Armin Willingmann vor Ort

Ein emotionaler Minister-Besuch am Gradierwerk in Bad Dürrenberg

Der scheidende Wirtschaftsminister Armin Willingmann besichtigt das mit Landesfördermitteln bald fertiggestellte Gradierwerk-Querstück.

Von Diana Dünschel
Dieses über 130 Meter lange Teilstück des Gradierwerks Bad Dürrenberg wird aktuell neu aufgebaut. Dafür gab das Land fast zwei Millionen Euro.
Dieses über 130 Meter lange Teilstück des Gradierwerks Bad Dürrenberg wird aktuell neu aufgebaut. Dafür gab das Land fast zwei Millionen Euro. (Foto: K. Sieler)

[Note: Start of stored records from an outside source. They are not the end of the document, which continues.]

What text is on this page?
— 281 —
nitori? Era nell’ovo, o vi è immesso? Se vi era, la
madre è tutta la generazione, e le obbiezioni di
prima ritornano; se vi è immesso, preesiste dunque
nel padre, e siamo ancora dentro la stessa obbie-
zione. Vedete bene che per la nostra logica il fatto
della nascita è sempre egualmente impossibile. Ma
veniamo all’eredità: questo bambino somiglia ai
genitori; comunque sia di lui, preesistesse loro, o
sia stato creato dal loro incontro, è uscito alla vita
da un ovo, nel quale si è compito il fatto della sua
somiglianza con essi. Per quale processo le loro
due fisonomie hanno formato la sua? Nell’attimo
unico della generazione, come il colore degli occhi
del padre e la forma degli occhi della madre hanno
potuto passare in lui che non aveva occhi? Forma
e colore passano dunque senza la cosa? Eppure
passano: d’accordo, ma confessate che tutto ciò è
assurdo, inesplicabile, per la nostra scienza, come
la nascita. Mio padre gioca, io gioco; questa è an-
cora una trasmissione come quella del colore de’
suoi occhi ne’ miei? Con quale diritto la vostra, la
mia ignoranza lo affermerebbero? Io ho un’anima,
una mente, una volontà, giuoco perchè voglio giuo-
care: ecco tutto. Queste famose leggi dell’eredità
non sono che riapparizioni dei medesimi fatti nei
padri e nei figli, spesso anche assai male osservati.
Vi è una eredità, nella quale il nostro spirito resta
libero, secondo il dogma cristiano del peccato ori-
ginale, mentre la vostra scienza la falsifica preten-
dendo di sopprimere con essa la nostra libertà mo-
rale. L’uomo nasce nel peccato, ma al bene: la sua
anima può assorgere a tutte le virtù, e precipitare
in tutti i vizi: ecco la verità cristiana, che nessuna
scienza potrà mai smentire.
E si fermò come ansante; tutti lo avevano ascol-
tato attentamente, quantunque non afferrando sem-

Bad Dürrenberg/MZ - Im Jahr 2019 überreichte Sachsen-Anhalts Minister für Wirtschaft, Wissenschaft und Digitalisierung Armin Willingmann (SPD) der Solestadt Bad Dürrenberg einen 1,9 Millionen Euro umfassenden Fördermittelbescheid für den Neuaufbau eines circa 131 Meter langen Teilstückes des Gradierwerks. Zwei Jahre später ist das längste zusammenhängende noch funktionierende Gradierwerk Deutschlands fast wieder komplett. Diesen bedeutenden Schritt auch mit Blick auf die Landesgartenschau 2023 nutzten Bürgermeister Christoph Schulze (CDU) und Laga-Geschäftsführer Michael Steinland, um Armin Willingmann am Montag erneut einzuladen und ihm die Fortschritte zu präsentieren. Es war einer der letzten Termine des Politikers in diesem Amt. Denn in der neuen Landesregierung soll Armin Willingmann künftig das Ressort für Wissenschaft, Energie, Klimaschutz und Umwelt führen.

„Wir sind zwar nur auf dem Weg der Fertigstellung“, sagte das Stadtoberhaupt aus diesem Anlass. „Aber wir möchten für ihr persönliches Engagement Danke sagen.“ Das sei ihm ein besonders lieber Termin an einem lieben Ort, entgegnete der Gast aus Magdeburg. „Denn Bad Dürrenberg, die Laga und das Gradierwerk sind etwas, das mich emotional besonders angesprochen hat.“ Die Förderung sei gut investiertes Geld, und die Laga werde sicher ein grandioser Erfolg. „Man kann da nur optimistisch nach vorne schauen.“ Bad Dürrenberg werde weiter nicht zu kurz kommen, was Förderung betreffe. Das hörte Christoph Schulze sicher gern.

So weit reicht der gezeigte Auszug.